Sainsbury’s counts the cost of Covid
Sainsbury’s has slumped to a £261m loss despite bumper food and Argos sales during the coronavirus pandemic. The supermarket giant said that in the year to 6 March Covid costs “to help keep our colleagues and customers safe” had been “high”.
However, it said it expected profits to bounce back in the coming year. Rival Tesco reported a sharp fall in profits earlier this month after spending nearly £900m to carry on trading during the pandemic.
Sainsbury’s said it had spent £485m on Covid-related costs, including paying colleagues that were required to shield or needed to self-isolate. It also paid back business rates relief on its stores in line with rivals.
Sainsbury’s £261m pre-tax loss for the year was despite like-for-like sales rising 8.1%.
Argos did especially well, with total sales rising almost 11% as digital sales boomed.

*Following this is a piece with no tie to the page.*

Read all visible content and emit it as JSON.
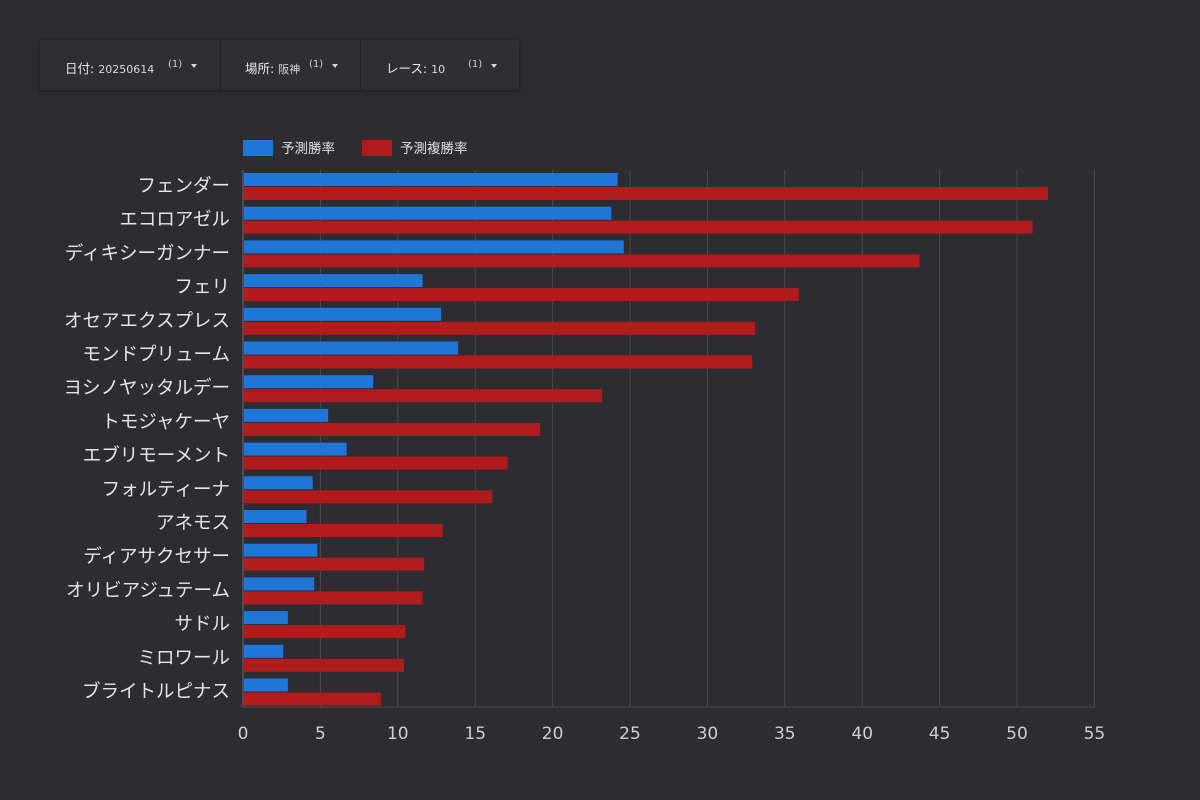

However, Argos standalone stores, rather than those inside the supermarkets, were closed for much of the year during lockdowns.
Sainsbury’s online sales rose as coronavirus restrictions accelerated internet shopping. Online jumped from 8% of grocery sales to 17% during the year.

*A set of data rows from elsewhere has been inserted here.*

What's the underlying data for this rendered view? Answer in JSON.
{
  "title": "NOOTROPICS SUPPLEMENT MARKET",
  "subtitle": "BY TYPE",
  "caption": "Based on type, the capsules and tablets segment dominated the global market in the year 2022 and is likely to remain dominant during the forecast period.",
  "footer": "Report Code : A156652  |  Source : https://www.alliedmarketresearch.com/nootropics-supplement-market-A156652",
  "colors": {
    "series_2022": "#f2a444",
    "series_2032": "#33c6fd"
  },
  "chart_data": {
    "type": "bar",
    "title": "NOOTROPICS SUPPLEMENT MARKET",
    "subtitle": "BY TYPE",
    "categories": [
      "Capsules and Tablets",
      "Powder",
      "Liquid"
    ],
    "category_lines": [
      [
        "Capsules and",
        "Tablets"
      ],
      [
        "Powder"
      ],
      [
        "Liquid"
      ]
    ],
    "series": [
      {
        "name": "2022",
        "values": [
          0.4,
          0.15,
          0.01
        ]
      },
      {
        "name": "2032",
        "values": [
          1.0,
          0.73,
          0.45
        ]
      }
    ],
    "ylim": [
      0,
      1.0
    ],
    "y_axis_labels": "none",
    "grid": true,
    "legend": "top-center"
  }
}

Chief executive Simon Roberts praised the “heroic” efforts of staff to keep the business going during the pandemic, but added: “The cost of keeping colleagues and customers safe during the pandemic has been high.”
Sainsbury’s has already embarked on a restructuring, and announced in March that 1,150 jobs were at risk.
As well as Covid costs, it also incurred restructuring costs, including the closure of 170 standalone Argos stores.
Susannah Streeter, senior investment and markets analyst at Hargreaves Lansdown, said the costs of operating through the coronavirus crisis have “seriously dented” the supermarket giant’s bottom line.
“Redesigning layouts to keep customers and staff safe, paying colleagues in full who needed to shield, all added [to costs] with £485m spent on Covid related costs,” she said.
Sainsbury’s also spent £100m on higher staff salaries and special recognition payments to colleagues “for their efforts during the crisis”, Ms Streeter added.
Keith Bowman, equity analyst at Interactive Investor, said the results offered “broad optimism” for the future.
“[But] intense competition across the sector, including from discount retailers Aldi and Lidl, cannot be ignored,” he said.